וּבְדֶ֣רֶךְ חַ֭טָּאִים לֹ֥א עָמָ֑ד
“…and in the way of sinners [he] does not stand”
As we enter the next phrase of v. 1, we begin to see a pattern in the Hebrew text. The person who is blessed by God is the one who (a) avoids a fealty-motivated, loving (i.e. loyal) action within (b) a context antithetical to or set against the One True God. For example, in 1:1a the heart-motivated action is “walking,” used metaphorically for living (as in a total way of life), and the antithetical context in which this blessed walker is to avoid is walking “in the counsel/advice/way-of-thinking of the wicked.” Now in 1:1b, the action is “standing” and the antithetical context is “in the way of sinners.” Let’s unpack this latter action and context.
“Not stand.” The verbal concept of “standing”dips deep into biblical imagery. Standing is not seen in the abstract, as if the physical action in and of itself is important. Rather, what is in view is the relational (covenantal) aspect of the standing. One of these powerful images is “standing before God” as in a mediatorial role. Many times the mediator must stand before God on behalf of the people, such as when Abraham, Moses, and Samuel “stood before God” (Gen. 18:22; Gen. 19:27; Deut. 4:10; Jer. 15:1).1
An important correlation is that not only did the mediator stand before God, but God’s people also stood before God via the representative head/mediator. As such it is important to pause and ponder before Whom humanity stands—the majestic Lord of Heaven and Earth:
As Joseph stood before Pharaoh (Gen 41:46), David before Saul (1Sam 16:21), Abishag and Bathsheba before David (1Kings 1:2, 28), and Nebuzaradan before Nebuchadnezzar (Jer 52:12); so the believer stands before Yahweh in a position of obedience, respect, and readiness to serve. Such a position is noble in proportion to the majesty of the one served. When a person stands before Yahweh for service, there is no higher honor to which he may aspire.2
Much more could be said about “standing.” (One interesting comparative usage of “stand” to note, for example, is Psalm 33:11. This verse uses both “stand” and “counsel,” the same two words we see in 1:1.) An important aspect to note for our reflection is that standing involves loyalty. You always stand before someone or something loyal to some foundation, whether it be yourself, a club or society, a religion—you’re feet are always planted somewhere. The man who would be blessed by God cannot plant his feet in the camp of the wicked; rather, the blessed man must plant his feet in the Lord’s camp.

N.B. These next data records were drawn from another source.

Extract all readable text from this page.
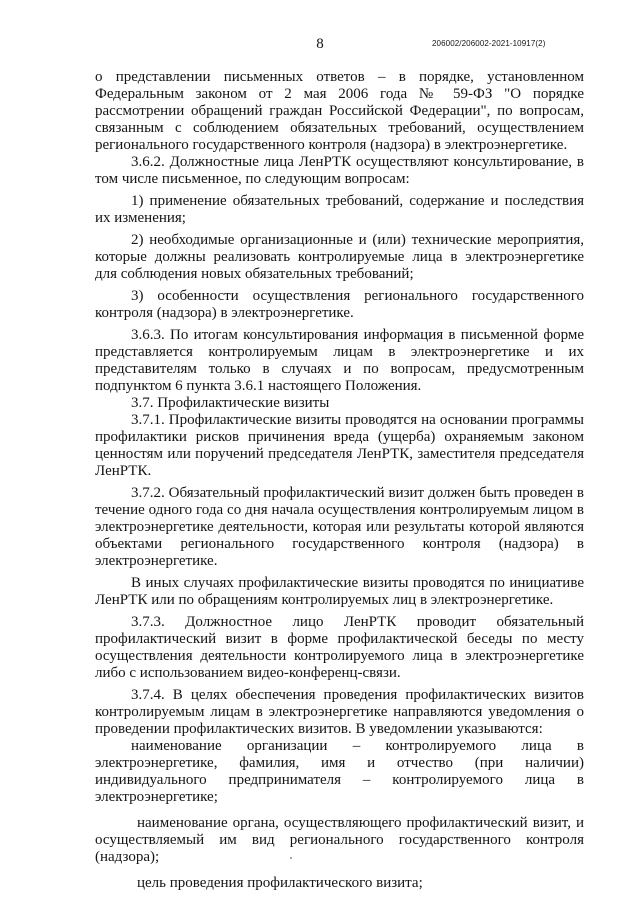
8	206002/206002-2021-10917(2)

о представлении письменных ответов – в порядке, установленном Федеральным законом от 2 мая 2006 года № 59-ФЗ "О порядке рассмотрении обращений граждан Российской Федерации", по вопросам, связанным с соблюдением обязательных требований, осуществлением регионального государственного контроля (надзора) в электроэнергетике.

3.6.2. Должностные лица ЛенРТК осуществляют консультирование, в том числе письменное, по следующим вопросам:

1) применение обязательных требований, содержание и последствия их изменения;

2) необходимые организационные и (или) технические мероприятия, которые должны реализовать контролируемые лица в электроэнергетике для соблюдения новых обязательных требований;

3) особенности осуществления регионального государственного контроля (надзора) в электроэнергетике.

3.6.3. По итогам консультирования информация в письменной форме представляется контролируемым лицам в электроэнергетике и их представителям только в случаях и по вопросам, предусмотренным подпунктом 6 пункта 3.6.1 настоящего Положения.

3.7. Профилактические визиты

3.7.1. Профилактические визиты проводятся на основании программы профилактики рисков причинения вреда (ущерба) охраняемым законом ценностям или поручений председателя ЛенРТК, заместителя председателя ЛенРТК.

3.7.2. Обязательный профилактический визит должен быть проведен в течение одного года со дня начала осуществления контролируемым лицом в электроэнергетике деятельности, которая или результаты которой являются объектами регионального государственного контроля (надзора) в электроэнергетике.

В иных случаях профилактические визиты проводятся по инициативе ЛенРТК или по обращениям контролируемых лиц в электроэнергетике.

3.7.3. Должностное лицо ЛенРТК проводит обязательный профилактический визит в форме профилактической беседы по месту осуществления деятельности контролируемого лица в электроэнергетике либо с использованием видео-конференц-связи.

3.7.4. В целях обеспечения проведения профилактических визитов контролируемым лицам в электроэнергетике направляются уведомления о проведении профилактических визитов. В уведомлении указываются:

наименование организации – контролируемого лица в электроэнергетике, фамилия, имя и отчество (при наличии) индивидуального предпринимателя – контролируемого лица в электроэнергетике;

наименование органа, осуществляющего профилактический визит, и осуществляемый им вид регионального государственного контроля (надзора);

цель проведения профилактического визита;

“In the way of the wicked.” From the Fall (Gen. 3) onward, there have been two “ways”3 in which man can live: in obedience to God or in disobedience to God. At every point God’s people are faced with the fundamental choice: Do I believe God and follow His way of life in obedience, or do I disobey God and follow my own way.
The choices are mutually exclusive. Jesus boldly proclaimed: “I am the way,” precluding any other way to God4 In Acts believers’ identity itself is tied directly to being followers of “the Way.”5 The blessed man cannot follow the world’s wicked way of life since he is rather to be following God’s way. The cursed man is he who, having begun to listen to “the counsel of the wicked,” now is “forgetful of himself” and “grows hardened in wickedness”; It becomes easier and easier to sin and harder and harder to hear God’s counsel and to live in obedience to it.6
1 TWOT, I:673-5. Also see Psalm 106:23, in which Moses stands before God as the mediator; the same action is performed by Phinehas in Psalm 106:30.
2 TWOT, I:674.
3 “Way” is “the customary mode or manner of living.”
4 John 14:6
5 Acts 9:2; Acts 16:17; Acts 18:25f; Acts 19:9, 23; Acts 24:14, 22; Acts 25:3; Acts 26:13
6 Calvin points out the progression of sin: from listening to wicked counsel (walking with the wicked) to taking action upon that counsel (standing with the wicked) to scorning those who oppose the wicked (sitting in the seat of the wicked). John Calvin, commentary on Psalm 1.